U.S. Supreme Court to Hear Key Wetland, Regulated Discharge Cases
The U.S. Supreme Court in late February heard two cases involving Clean Water Act ("CWA") jurisdictional limits as to dredging or filling activity under the Section 404 permitting program. In Rapanos v. United States, the issue is whether wetlands whose only hydrologic connection to navigable waters is a drainage ditch remain within the Section 404 permitting jurisdiction of the U.S. Army Corps of Engineers ("Corps"). The Rapanoses allegedly filled 54 acres of such wetlands on their property in Michigan. In 2000, the Eastern District of Michigan found that the wetlands were regulated under the CWA, which the Sixth Circuit affirmed.

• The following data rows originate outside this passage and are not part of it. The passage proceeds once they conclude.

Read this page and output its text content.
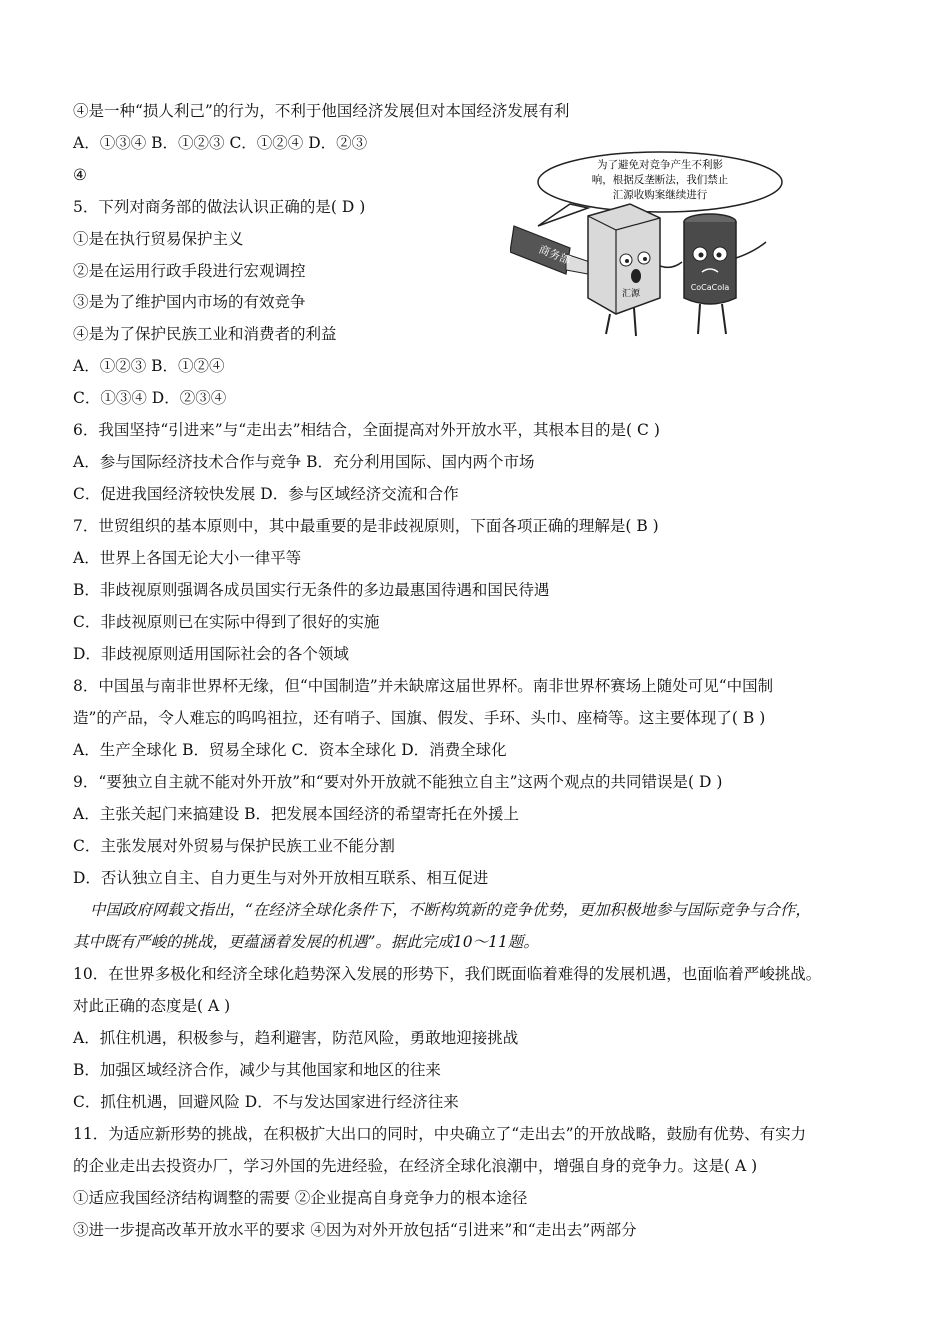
④是一种“损人利己”的行为，不利于他国经济发展但对本国经济发展有利
A．①③④ B．①②③ C．①②④ D．②③
④
5．下列对商务部的做法认识正确的是( D )
①是在执行贸易保护主义
②是在运用行政手段进行宏观调控
③是为了维护国内市场的有效竞争
④是为了保护民族工业和消费者的利益
A．①②③ B．①②④
C．①③④ D．②③④
6．我国坚持“引进来”与“走出去”相结合，全面提高对外开放水平，其根本目的是( C )
A．参与国际经济技术合作与竞争 B．充分利用国际、国内两个市场
C．促进我国经济较快发展 D．参与区域经济交流和合作
7．世贸组织的基本原则中，其中最重要的是非歧视原则，下面各项正确的理解是( B )
A．世界上各国无论大小一律平等
B．非歧视原则强调各成员国实行无条件的多边最惠国待遇和国民待遇
C．非歧视原则已在实际中得到了很好的实施
D．非歧视原则适用国际社会的各个领域
8．中国虽与南非世界杯无缘，但“中国制造”并未缺席这届世界杯。南非世界杯赛场上随处可见“中国制
造”的产品，令人难忘的呜呜祖拉，还有哨子、国旗、假发、手环、头巾、座椅等。这主要体现了( B )
A．生产全球化 B．贸易全球化 C．资本全球化 D．消费全球化
9．“要独立自主就不能对外开放”和“要对外开放就不能独立自主”这两个观点的共同错误是( D )
A．主张关起门来搞建设 B．把发展本国经济的希望寄托在外援上
C．主张发展对外贸易与保护民族工业不能分割
D．否认独立自主、自力更生与对外开放相互联系、相互促进
中国政府网载文指出，“在经济全球化条件下，不断构筑新的竞争优势，更加积极地参与国际竞争与合作，
其中既有严峻的挑战，更蕴涵着发展的机遇”。据此完成10～11题。
10．在世界多极化和经济全球化趋势深入发展的形势下，我们既面临着难得的发展机遇，也面临着严峻挑战。
对此正确的态度是( A )
A．抓住机遇，积极参与，趋利避害，防范风险，勇敢地迎接挑战
B．加强区域经济合作，减少与其他国家和地区的往来
C．抓住机遇，回避风险 D．不与发达国家进行经济往来
11．为适应新形势的挑战，在积极扩大出口的同时，中央确立了“走出去”的开放战略，鼓励有优势、有实力
的企业走出去投资办厂，学习外国的先进经验，在经济全球化浪潮中，增强自身的竞争力。这是( A )
①适应我国经济结构调整的需要 ②企业提高自身竞争力的根本途径
③进一步提高改革开放水平的要求 ④因为对外开放包括“引进来”和“走出去”两部分
为了避免对竞争产生不利影
响，根据反垄断法，我们禁止
汇源收购案继续进行
商务部
汇源
CoCaCola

The petitioners planned to turn their Michigan property, of which approximately 15 acres are forested wetlands, into a condominium complex. A drainage ditch on a parcel of land adjacent to the forested wetlands intersects a drain that empties eventually into a navigable water. Both the district court and the Sixth Circuit found that because the forested wetlands were separated from a tributary of waters of the United States only by a manmade berm, they were considered "adjacent" wetlands subject to the Corps' regulation.
In a third case heard on the same day, S.D. Warren Co. v. Maine Board of Environmental Protection, the Court was asked to rule on whether water flow through a hydroelectric dam constitutes a discharge requiring a Section 401 Water Quality Certificate from the state. The Court's decision in this case will help determine what constitutes a regulated "discharge" under the CWA.